Alexis Rossi, the Web-collections manager at Internet Archive, found the university’s efforts interesting, but she wondered whether it is even possible to accurately assess archival rates in a continually changing landscape.
“It’s such a moving target—the Web is expanding all the time,” Ms. Rossi said. Internet Archive was one of several archives used in the study and has been preserving the Web since 1996.
“People are coming to the realization that if nobody saves the Internet, their work will just be gone,” Ms. Rossi said. She also said the project may shed light on the efficacy of Web archiving as libraries and Internet users begin to think more about preserving the Web.

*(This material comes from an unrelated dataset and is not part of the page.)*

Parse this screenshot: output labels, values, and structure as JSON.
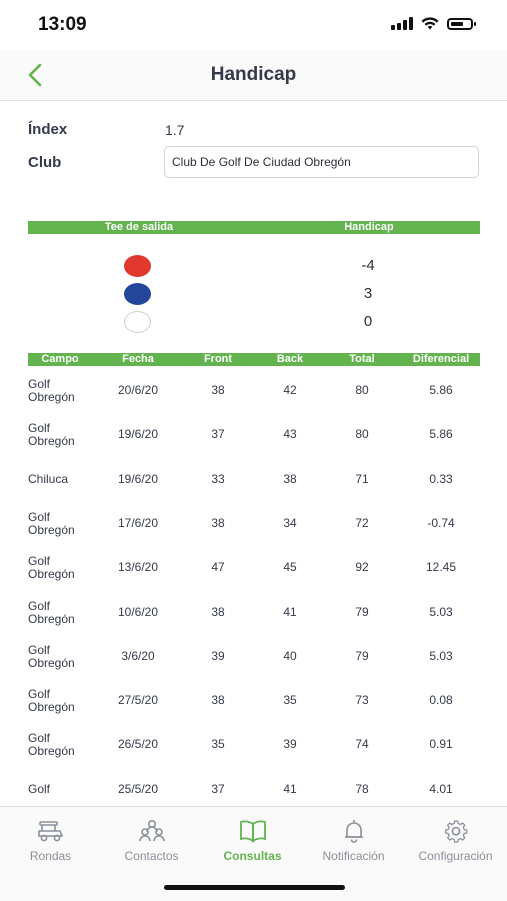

For Mr. Nelson, the study is another step toward creating a browsing experience that links the past to the present: where users can replay events as they unfolded, such as media coverage of hurricane Katrina in 2005 or 2007’s Virginia Tech shootings.
“You relive the experience in a way that a summary page can’t even begin to capture,” Mr. Nelson said, imagining a day when such historical searches become common.
Scott G. Ainsworth, the project’s lead student researcher, compared saving old Web pages to the historical preservation of old Sears catalogs. “You never know what’s going to be important in 100 or 150 years,” he said.